The role of conserved, trans-acting arginines in AAA+ proteins was analyzed previously (16–19). Studies on ClpB and Hsp104 agree that the arginines in NBD1 are crucial for both oligomerization and activity. Notably, using our set of cross-linked ClpB NBD1-M dimers, we could (i) distinguish between regulatory functions and oligomerization effects, (ii) observe the influence of arginine mutations in a well defined environment of site-specifically engineered neighboring subunits, and (iii) be independent from overlaying allosteric effects caused by NBD2. In summary, our data indicate that the conserved arginines not only mediate the coupling between nucleotide binding and oligomerization but indeed regulate ATP hydrolysis in a truly allosteric fashion, namely by influencing a catalytic site that they do not directly interact with. Without these arginines, the cooperativity of ATP binding and hydrolysis is completely lost, even if oligomerization is ensured by chemical linkage.
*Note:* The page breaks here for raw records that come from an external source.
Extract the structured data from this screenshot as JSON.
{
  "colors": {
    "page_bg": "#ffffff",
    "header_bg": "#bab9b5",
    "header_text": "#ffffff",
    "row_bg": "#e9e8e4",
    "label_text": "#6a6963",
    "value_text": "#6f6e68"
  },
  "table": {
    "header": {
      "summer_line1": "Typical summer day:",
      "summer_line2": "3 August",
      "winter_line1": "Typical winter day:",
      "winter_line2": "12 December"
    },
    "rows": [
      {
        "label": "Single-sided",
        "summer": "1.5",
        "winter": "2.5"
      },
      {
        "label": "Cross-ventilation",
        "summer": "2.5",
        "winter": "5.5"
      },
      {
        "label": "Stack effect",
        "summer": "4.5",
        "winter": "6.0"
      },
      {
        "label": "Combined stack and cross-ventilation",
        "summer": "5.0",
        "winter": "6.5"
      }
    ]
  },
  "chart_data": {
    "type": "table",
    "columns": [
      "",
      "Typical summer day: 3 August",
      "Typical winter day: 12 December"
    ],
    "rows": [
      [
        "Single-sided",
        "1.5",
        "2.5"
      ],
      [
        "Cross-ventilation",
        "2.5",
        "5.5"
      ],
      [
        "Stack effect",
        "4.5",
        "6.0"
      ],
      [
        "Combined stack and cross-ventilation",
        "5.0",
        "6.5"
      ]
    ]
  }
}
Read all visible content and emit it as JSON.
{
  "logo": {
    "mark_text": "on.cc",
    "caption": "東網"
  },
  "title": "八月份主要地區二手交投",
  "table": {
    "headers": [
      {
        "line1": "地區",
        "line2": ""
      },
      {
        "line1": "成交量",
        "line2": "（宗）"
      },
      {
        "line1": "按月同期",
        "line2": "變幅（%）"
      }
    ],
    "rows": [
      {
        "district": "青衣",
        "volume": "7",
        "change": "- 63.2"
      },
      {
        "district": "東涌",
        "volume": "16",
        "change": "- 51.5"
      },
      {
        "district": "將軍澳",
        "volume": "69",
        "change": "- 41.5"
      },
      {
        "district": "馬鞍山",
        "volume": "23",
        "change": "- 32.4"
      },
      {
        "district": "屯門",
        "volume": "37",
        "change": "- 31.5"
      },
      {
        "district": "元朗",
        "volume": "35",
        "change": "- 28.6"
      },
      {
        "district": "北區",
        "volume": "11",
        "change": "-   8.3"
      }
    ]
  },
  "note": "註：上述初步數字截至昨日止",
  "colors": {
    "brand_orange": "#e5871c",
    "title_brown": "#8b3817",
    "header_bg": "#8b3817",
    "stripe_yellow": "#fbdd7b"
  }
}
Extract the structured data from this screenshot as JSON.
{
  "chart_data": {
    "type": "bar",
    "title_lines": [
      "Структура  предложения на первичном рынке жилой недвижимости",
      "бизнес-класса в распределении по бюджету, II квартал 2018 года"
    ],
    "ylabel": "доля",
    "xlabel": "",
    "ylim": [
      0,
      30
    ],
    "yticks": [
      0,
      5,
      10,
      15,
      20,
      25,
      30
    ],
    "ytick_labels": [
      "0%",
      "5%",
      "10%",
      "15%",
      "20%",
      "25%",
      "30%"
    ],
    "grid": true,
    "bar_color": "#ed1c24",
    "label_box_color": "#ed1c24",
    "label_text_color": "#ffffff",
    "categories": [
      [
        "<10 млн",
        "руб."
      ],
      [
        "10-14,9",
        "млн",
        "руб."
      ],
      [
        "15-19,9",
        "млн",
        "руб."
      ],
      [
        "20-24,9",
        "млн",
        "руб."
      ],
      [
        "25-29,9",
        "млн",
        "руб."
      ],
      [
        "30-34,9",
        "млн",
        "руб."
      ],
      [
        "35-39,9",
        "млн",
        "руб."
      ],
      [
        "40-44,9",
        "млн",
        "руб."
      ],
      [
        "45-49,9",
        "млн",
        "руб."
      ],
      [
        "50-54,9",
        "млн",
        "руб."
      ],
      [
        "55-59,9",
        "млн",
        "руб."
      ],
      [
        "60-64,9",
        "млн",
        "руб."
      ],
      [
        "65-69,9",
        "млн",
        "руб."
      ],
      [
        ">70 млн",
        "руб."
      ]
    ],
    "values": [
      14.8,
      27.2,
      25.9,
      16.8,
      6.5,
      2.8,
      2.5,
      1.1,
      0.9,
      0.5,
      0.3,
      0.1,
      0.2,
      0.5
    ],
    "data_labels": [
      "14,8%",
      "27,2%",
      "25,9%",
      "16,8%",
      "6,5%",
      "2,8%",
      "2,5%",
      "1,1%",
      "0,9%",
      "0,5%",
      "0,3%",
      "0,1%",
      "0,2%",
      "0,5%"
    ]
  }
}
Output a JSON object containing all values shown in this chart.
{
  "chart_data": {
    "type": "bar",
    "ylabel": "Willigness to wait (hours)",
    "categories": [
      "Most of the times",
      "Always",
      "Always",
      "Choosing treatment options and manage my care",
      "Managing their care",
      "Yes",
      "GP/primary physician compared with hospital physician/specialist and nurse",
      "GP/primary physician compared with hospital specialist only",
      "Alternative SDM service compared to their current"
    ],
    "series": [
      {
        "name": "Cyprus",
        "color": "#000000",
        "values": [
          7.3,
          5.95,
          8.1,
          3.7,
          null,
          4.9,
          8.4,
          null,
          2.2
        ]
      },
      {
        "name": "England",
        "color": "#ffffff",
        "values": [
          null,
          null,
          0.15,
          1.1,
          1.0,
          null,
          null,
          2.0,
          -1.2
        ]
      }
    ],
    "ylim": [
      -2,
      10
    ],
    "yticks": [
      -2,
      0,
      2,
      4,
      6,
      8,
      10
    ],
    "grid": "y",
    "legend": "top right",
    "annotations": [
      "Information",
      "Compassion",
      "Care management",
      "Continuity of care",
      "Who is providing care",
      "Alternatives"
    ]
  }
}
It remains an open question why two such arginines are found in NBD1 of several AAA+ proteins, such as ClpB/Hsp104, ClpA, ClpC, and p97/VCP/Cdc48. Wang et al. (19) studied the function of this conserved arginine pair in the N-terminal AAA+ domain of p97, which is involved in various cellular processes that are directly or indirectly regulated by the ubiquitin-proteasome system. They also concluded that one arginine is more important for maintaining the hexameric state than the other, but both arginines are essential for intersubunit communication and stimulation of the ATPase activity. Clearly, both arginines are essential and cannot replace each other's function. They may have to work in concert to sense and communicate the nucleotide state and thus facilitate fine tuning of the activity in AAA+ protein complexes.